Defense counsel's failure to move to dismiss the indictment because of the time that transpired between the sale and the date the indictment was filed did not constitute ineffective assistance of counsel. Defendant was not incarcerated on these charges until after the indictment was returned and he was arrested. Moreover, he has failed to demonstrate how he was prejudiced by the time it took to secure this indictment after the sale took place or that the delay was part of a deliberate effort to compromise his ability to mount a proper defense at trial ( see People v. Taranovich, 37 N.Y.2d 442, 445–447, 373 N.Y.S.2d 79, 335 N.E.2d 303 [1975]; People v. Weatherspoon, 86 A.D.3d 792, 792–793, 927 N.Y.S.2d 217 [2011], lv. denied 17 N.Y.3d 905, 933 N.Y.S.2d 660, 957 N.E.2d 1164 [2001]; People v.
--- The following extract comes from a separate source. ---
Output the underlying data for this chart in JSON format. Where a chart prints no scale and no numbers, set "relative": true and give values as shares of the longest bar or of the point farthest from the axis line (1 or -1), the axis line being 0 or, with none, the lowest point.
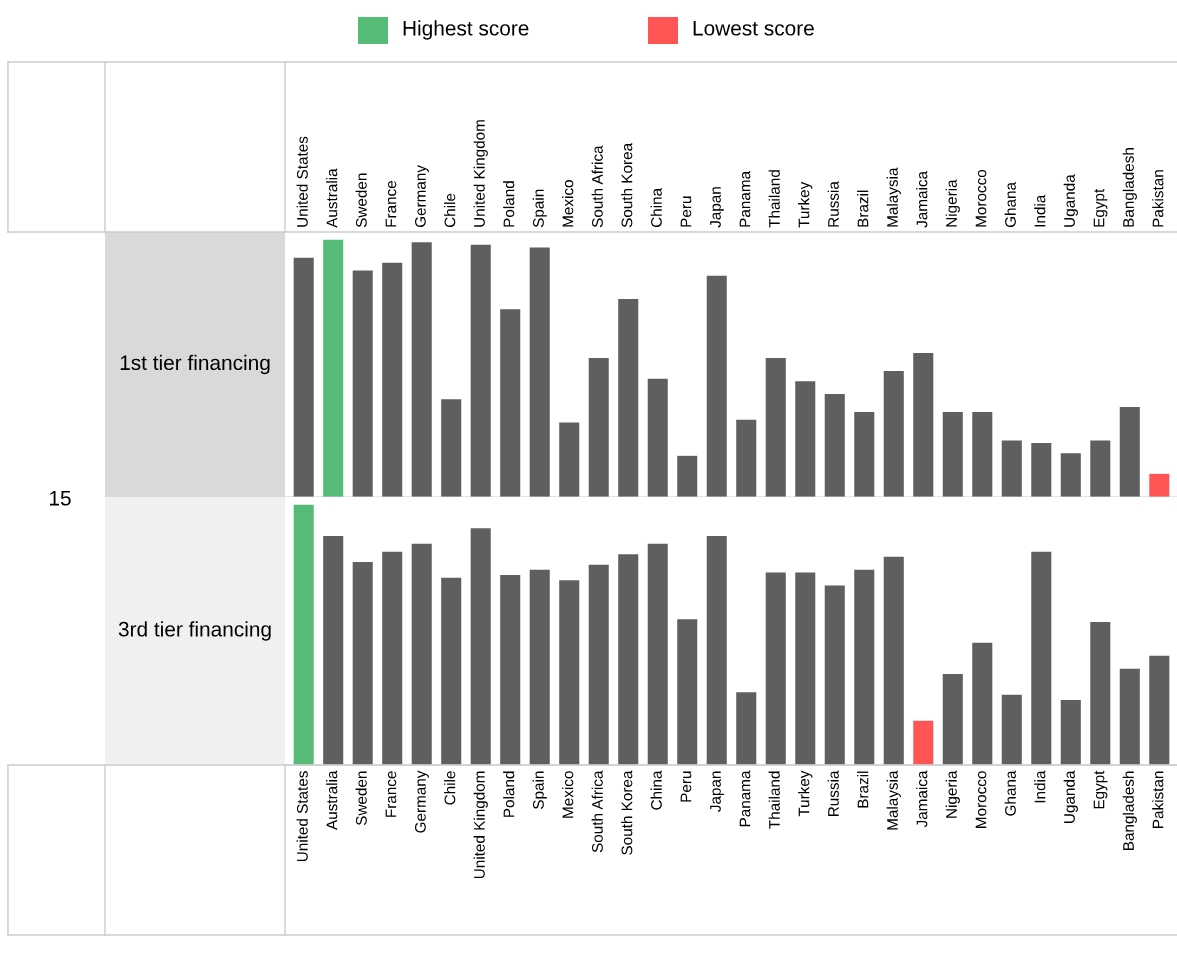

Ruise, 86 A.D.3d 722, 722–723, 926 N.Y.S.2d 754 [2011], lv. denied 17 N.Y.3d 861, 932 N.Y.S.2d 27, 956 N.E.2d 808 [2011]; People v. Striplin, 48 A.D.3d 878, 879–880, 851 N.Y.S.2d 685 [2008], lv. denied 10 N.Y.3d 871, 860 N.Y.S.2d 497, 890 N.E.2d 260 [2008]; People v. Garcia, 46 A.D.3d 1120, 1120–1121, 853 N.Y.S.2d 174 [2007], lv. denied 10 N.Y.3d 863, 860 N.Y.S.2d 489, 890 N.E.2d 252 [2008] ). Finally, considering defendant's criminal history, the sentence imposed—far less than the maximum ( see Penal Law § 70.45[2][e]; § 70.70[3] [b][i] )—was not harsh or excessive, and we do not find any extraordinary circumstances or an abuse of discretion warranting a modification of the sentence imposed ( see People v. Danford, 88 A.D.3d 1064, 1068, 931 N.Y.S.2d 137 [2011]; People v. Bailey, 80 A.D.3d 999, 1002, 915 N.Y.S.2d 368 [2011] ).
ORDERED that the judgment is affirmed.